Cuban-American Writer Carlos Aleman, Latecomer to Fiction, Talks Storytelling and Culture
In 1972, Cuban American writer Carlos Aleman left his birthplace of New York City and his non-English-speaking mother to move to Miami to live with his grandparents.
Francisco, Aleman's grandfather, who'd been held as a political prisoner in Cuba, made a trip to New York City after Aleman's father left him and his mother. Francisco invited Aleman to live with him and became like a father to him. While caring for Aleman, Francisco earned meager wages as a part-time security guard and worked hard to save so that Aleman could have whatever he might want or need, including a set of encyclopedias.
The set of encyclopedias was the present that helped to ignite Aleman's imagination, steering him toward becoming the first writer in his family. And his grandfather's giving nature encouraged Aleman to model one of his most iconic characters after his grandfather: Nuno.
When Aleman writes, he begins with questions: regarding narrative, confusion, disillusionment, frustration, intention, influence and experience.
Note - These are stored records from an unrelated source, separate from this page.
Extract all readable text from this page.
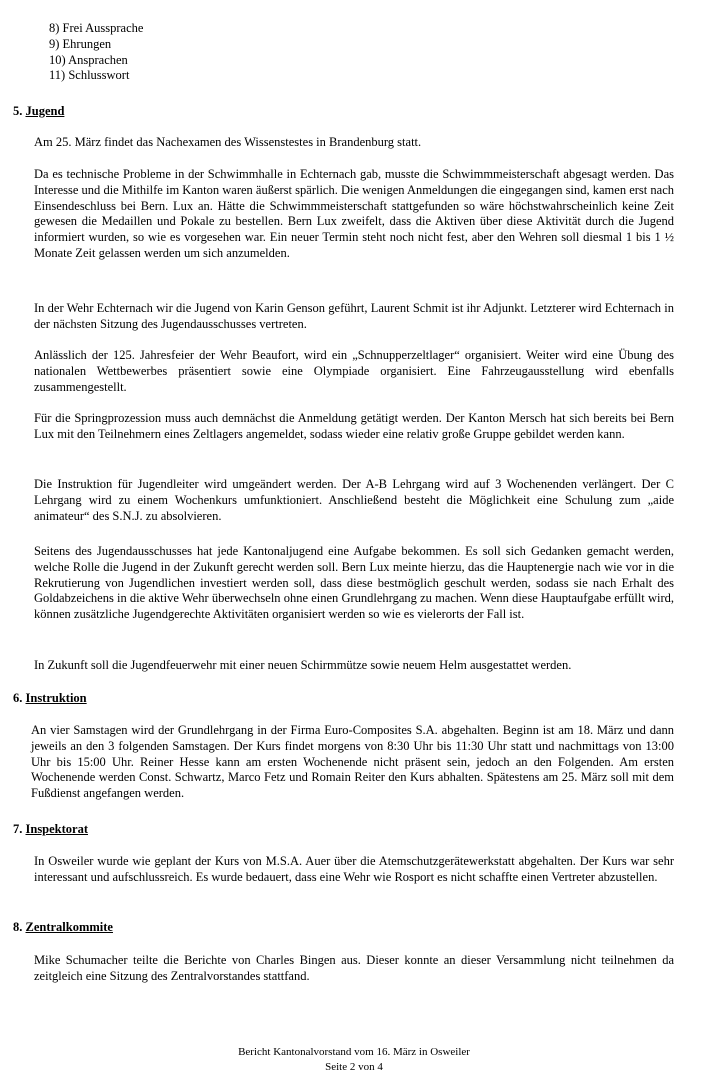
8) Frei Aussprache
9) Ehrungen
10) Ansprachen
11) Schlusswort
5. Jugend
Am 25. März findet das Nachexamen des Wissenstestes in Brandenburg statt.
Da es technische Probleme in der Schwimmhalle in Echternach gab, musste die Schwimmmeisterschaft abgesagt werden. Das Interesse und die Mithilfe im Kanton waren äußerst spärlich. Die wenigen Anmeldungen die eingegangen sind, kamen erst nach Einsendeschluss bei Bern. Lux an. Hätte die Schwimmmeisterschaft stattgefunden so wäre höchstwahrscheinlich keine Zeit gewesen die Medaillen und Pokale zu bestellen. Bern Lux zweifelt, dass die Aktiven über diese Aktivität durch die Jugend informiert wurden, so wie es vorgesehen war. Ein neuer Termin steht noch nicht fest, aber den Wehren soll diesmal 1 bis 1 ½ Monate Zeit gelassen werden um sich anzumelden.
In der Wehr Echternach wir die Jugend von Karin Genson geführt, Laurent Schmit ist ihr Adjunkt. Letzterer wird Echternach in der nächsten Sitzung des Jugendausschusses vertreten.
Anlässlich der 125. Jahresfeier der Wehr Beaufort, wird ein „Schnupperzeltlager“ organisiert. Weiter wird eine Übung des nationalen Wettbewerbes präsentiert sowie eine Olympiade organisiert. Eine Fahrzeugausstellung wird ebenfalls zusammengestellt.
Für die Springprozession muss auch demnächst die Anmeldung getätigt werden. Der Kanton Mersch hat sich bereits bei Bern Lux mit den Teilnehmern eines Zeltlagers angemeldet, sodass wieder eine relativ große Gruppe gebildet werden kann.
Die Instruktion für Jugendleiter wird umgeändert werden. Der A-B Lehrgang wird auf 3 Wochenenden verlängert. Der C Lehrgang wird zu einem Wochenkurs umfunktioniert. Anschließend besteht die Möglichkeit eine Schulung zum „aide animateur“ des S.N.J. zu absolvieren.
Seitens des Jugendausschusses hat jede Kantonaljugend eine Aufgabe bekommen. Es soll sich Gedanken gemacht werden, welche Rolle die Jugend in der Zukunft gerecht werden soll. Bern Lux meinte hierzu, das die Hauptenergie nach wie vor in die Rekrutierung von Jugendlichen investiert werden soll, dass diese bestmöglich geschult werden, sodass sie nach Erhalt des Goldabzeichens in die aktive Wehr überwechseln ohne einen Grundlehrgang zu machen. Wenn diese Hauptaufgabe erfüllt wird, können zusätzliche Jugendgerechte Aktivitäten organisiert werden so wie es vielerorts der Fall ist.
In Zukunft soll die Jugendfeuerwehr mit einer neuen Schirmmütze sowie neuem Helm ausgestattet werden.
6. Instruktion
An vier Samstagen wird der Grundlehrgang in der Firma Euro-Composites S.A. abgehalten. Beginn ist am 18. März und dann jeweils an den 3 folgenden Samstagen. Der Kurs findet morgens von 8:30 Uhr bis 11:30 Uhr statt und nachmittags von 13:00 Uhr bis 15:00 Uhr. Reiner Hesse kann am ersten Wochenende nicht präsent sein, jedoch an den Folgenden. Am ersten Wochenende werden Const. Schwartz, Marco Fetz und Romain Reiter den Kurs abhalten. Spätestens am 25. März soll mit dem Fußdienst angefangen werden.
7. Inspektorat
In Osweiler wurde wie geplant der Kurs von M.S.A. Auer über die Atemschutzgerätewerkstatt abgehalten. Der Kurs war sehr interessant und aufschlussreich. Es wurde bedauert, dass eine Wehr wie Rosport es nicht schaffte einen Vertreter abzustellen.
8. Zentralkommite
Mike Schumacher teilte die Berichte von Charles Bingen aus. Dieser konnte an dieser Versammlung nicht teilnehmen da zeitgleich eine Sitzung des Zentralvorstandes stattfand.
Bericht Kantonalvorstand vom 16. März in Osweiler
Seite 2 von 4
His themes are often centered on longing for love, the ethereal quality of the human heart and men who worship the loving soul of a woman.
Neither didactic nor preachy, Aleman demonstrates this with the enchanting Gabriella and the title character in "Nuno." He proves it again with the hopeful and idealistic Ling and the intriguing Diego in "Happy That It's Not True" and "Diego in Two Places."
The blending of dreams, waking thoughts and beloved characters fills the pages of Aleman's books. And the dark humor, eroticism and sense of deep-seated longing are fluent and everflowing in the works.
However, Aleman didn't begin writing fiction until 2008, following a trip to Maui. The exploration of massive dormant volcanoes and amazing strewn trails, coupled with the consumption of "The Kite Runner" and "A Thousand Splendid Suns," led Aleman to draft a story of his own.
So, he began writing. The initial manuscript changed from a "terrible" memoir to a work of fiction, morphed to the International Latino Book Award nominated "As Happy as Ling" and eventually became "Happy That It's Not True."
Authors Amy Tan, Haruki Murakami and Khaled Hosseini are writers that inspire the author. The writer admitted in an interview with Latin Post that he tends to be attracted to works produced by other children of immigrants. His work, like the work of those who he admires, captures culture and identity in a way that prompts readers to not only demand more from characters and authors but more from themselves as individuals with unique values and traits based on their own culture.
"My culture is like a painter's palette ... or the hand of cards that I was dealt. I feel that I can legitimize my work by focusing specifically on my culture," Aleman told Latin Post. "My trilogy begins with pre-Revolutionary Cuba and examines the Cuban-American experience and then goes back and forth between the two."
"I try to filter everything I've ever heard or experienced from friends and relatives into stories of love and the search for meaning. I sometimes use a Kafkaesque spin and a little bit of dark humor so that the reader might see things in new and interesting ways. All of my characters remind me of people I have known of different races and ethnicities. Most have a little bit of me in them," Aleman said.
He admitted love for all his characters, saying that the host of interesting characters brought a smile to his face. He also shared that his favorite work to date is "Diego in Two Places," stating that the book connects lingering deas from the previous works, successfully completing the story that Aleman feels that he was "born to tell."
Next on Aleman's agenda is a coming-of-age story based in 1980, which will deal with a 15-year-old boy falling in love with an older girl. While the novel will touch on spirituality, love and eroticism, it will also deal with the dark past of the protagonist's father.